Paul recognizes that his beloved friends at Philippi are relying on him, they need his help and support back there on the ground in their city. His returning back to them after release from prison would serve to advance their joy in the faith, and he is confident that God will work things out for this return to happen, since that result would be so beneficial for the lives of these women and men, these saints in Christ, whom he cares so deeply about. His renewed ministry labors among them will bear much fruit, it will produce great exultation and celebration among the struggling church—just what they need to help them through the difficult times of persecution and tension that they’re currently facing. And so Paul is sure—this has got to be God’s plan for the outcome.

Though when it comes to Paul’s own deep longings and desire he would wish that he could actually be released from his duties of service so that he can finally be present personally and intimately with the Lord whom he’s given his all to serve, yet Paul affirms that there is yet more work to be done, and he willingly and even heroically prepares to step back into the hard work of serving others. Such a servant-existence is precisely the life to which he is about to call this community a few paragraphs later in the letter, and so he prepares the way for that exhortation by modeling in his own life that which he hopes they would take on in theirs. Though filled with labors, such a servant-life is fruitful and so it’s full of joy.

Overall, when confronted with death, Paul helps us reframe how we think about these two key options—really the only two options—of life and death.
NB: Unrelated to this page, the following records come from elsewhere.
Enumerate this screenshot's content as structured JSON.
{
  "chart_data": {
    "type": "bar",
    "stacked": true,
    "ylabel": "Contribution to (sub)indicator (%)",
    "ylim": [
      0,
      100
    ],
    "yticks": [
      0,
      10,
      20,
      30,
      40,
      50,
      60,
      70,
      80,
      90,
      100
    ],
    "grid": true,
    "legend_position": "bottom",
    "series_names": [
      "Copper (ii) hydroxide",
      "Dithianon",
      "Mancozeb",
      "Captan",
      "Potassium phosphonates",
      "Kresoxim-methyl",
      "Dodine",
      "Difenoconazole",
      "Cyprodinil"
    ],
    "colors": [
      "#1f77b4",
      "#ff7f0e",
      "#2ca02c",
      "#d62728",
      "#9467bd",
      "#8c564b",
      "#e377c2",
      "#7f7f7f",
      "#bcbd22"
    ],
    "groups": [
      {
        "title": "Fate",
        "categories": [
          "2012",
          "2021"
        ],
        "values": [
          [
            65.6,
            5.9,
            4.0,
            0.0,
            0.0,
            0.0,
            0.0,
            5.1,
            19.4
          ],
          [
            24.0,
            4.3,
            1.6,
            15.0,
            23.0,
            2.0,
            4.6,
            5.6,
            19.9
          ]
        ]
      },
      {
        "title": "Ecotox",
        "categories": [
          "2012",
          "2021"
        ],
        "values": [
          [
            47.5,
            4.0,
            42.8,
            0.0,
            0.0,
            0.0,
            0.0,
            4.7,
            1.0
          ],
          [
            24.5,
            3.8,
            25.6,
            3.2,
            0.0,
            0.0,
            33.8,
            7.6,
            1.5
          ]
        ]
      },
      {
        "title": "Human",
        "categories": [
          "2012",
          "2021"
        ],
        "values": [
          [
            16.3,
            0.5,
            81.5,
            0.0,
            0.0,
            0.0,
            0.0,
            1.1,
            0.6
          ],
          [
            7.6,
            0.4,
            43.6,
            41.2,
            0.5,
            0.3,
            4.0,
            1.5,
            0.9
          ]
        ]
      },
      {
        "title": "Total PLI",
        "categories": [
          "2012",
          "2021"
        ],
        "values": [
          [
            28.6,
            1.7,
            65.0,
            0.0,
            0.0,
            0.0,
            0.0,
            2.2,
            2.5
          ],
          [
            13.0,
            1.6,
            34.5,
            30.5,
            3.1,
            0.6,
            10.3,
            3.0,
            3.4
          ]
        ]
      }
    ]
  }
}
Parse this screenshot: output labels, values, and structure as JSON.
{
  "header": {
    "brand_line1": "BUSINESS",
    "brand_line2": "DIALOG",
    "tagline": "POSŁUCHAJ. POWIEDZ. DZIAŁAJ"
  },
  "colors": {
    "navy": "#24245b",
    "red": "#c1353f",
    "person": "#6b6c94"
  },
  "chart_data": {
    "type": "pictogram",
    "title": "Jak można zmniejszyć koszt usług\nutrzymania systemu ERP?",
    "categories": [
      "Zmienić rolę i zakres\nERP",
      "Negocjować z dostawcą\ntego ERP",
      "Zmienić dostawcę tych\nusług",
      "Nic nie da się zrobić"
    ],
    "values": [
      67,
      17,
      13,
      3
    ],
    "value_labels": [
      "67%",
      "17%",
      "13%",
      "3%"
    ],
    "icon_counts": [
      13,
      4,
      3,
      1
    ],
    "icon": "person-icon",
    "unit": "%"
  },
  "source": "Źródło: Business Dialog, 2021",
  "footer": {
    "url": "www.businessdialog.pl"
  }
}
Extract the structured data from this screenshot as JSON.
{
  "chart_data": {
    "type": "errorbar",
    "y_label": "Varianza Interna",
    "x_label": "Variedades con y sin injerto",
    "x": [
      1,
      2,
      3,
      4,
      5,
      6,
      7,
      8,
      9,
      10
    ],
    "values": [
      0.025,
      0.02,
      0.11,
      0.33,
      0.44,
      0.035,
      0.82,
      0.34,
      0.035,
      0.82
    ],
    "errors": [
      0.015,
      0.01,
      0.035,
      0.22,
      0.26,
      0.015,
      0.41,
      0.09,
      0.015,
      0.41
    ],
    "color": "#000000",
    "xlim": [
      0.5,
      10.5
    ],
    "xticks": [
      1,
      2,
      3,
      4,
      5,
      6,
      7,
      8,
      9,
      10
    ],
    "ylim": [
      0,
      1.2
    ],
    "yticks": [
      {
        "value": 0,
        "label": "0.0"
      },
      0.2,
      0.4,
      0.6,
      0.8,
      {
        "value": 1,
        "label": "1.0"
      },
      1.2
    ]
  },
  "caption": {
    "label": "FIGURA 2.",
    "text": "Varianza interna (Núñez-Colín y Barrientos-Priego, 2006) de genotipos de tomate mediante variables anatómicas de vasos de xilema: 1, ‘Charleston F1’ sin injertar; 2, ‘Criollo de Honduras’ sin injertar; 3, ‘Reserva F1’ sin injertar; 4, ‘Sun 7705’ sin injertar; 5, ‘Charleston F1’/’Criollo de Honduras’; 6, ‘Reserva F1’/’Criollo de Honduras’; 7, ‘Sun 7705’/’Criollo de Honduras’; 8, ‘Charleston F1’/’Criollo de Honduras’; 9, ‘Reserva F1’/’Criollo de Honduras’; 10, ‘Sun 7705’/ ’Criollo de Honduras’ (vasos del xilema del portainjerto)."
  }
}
Ironically, both options mean Christ. To go on living is to embrace the Christ-life, a life of service for the sake of others, foregoing one’s own desires so as to regard others better than self. On the other hand, to die is to enter fully into relationship with Christ, to leap over that final barrier between us and our Lord and to directly and intimately be “with” Jesus. Lord, may it be soon, for us all!

References

References
1 Paul’s idea about post-mortem existence allowing for individuals to be “with” the divine has an important parallel in Plato’s philosophical presentation of post-mortem existence. In the Phaedo, Socrates defends the claim that his upcoming execution is not a “misfortune” by mentioning the swans, who “sing most beautifully” when “they realize that they must die,” for “they rejoice that they are about to depart (ἀπιέναι) to join the god (παρὰ τὸν θεὸν) whose servants they are” (85a).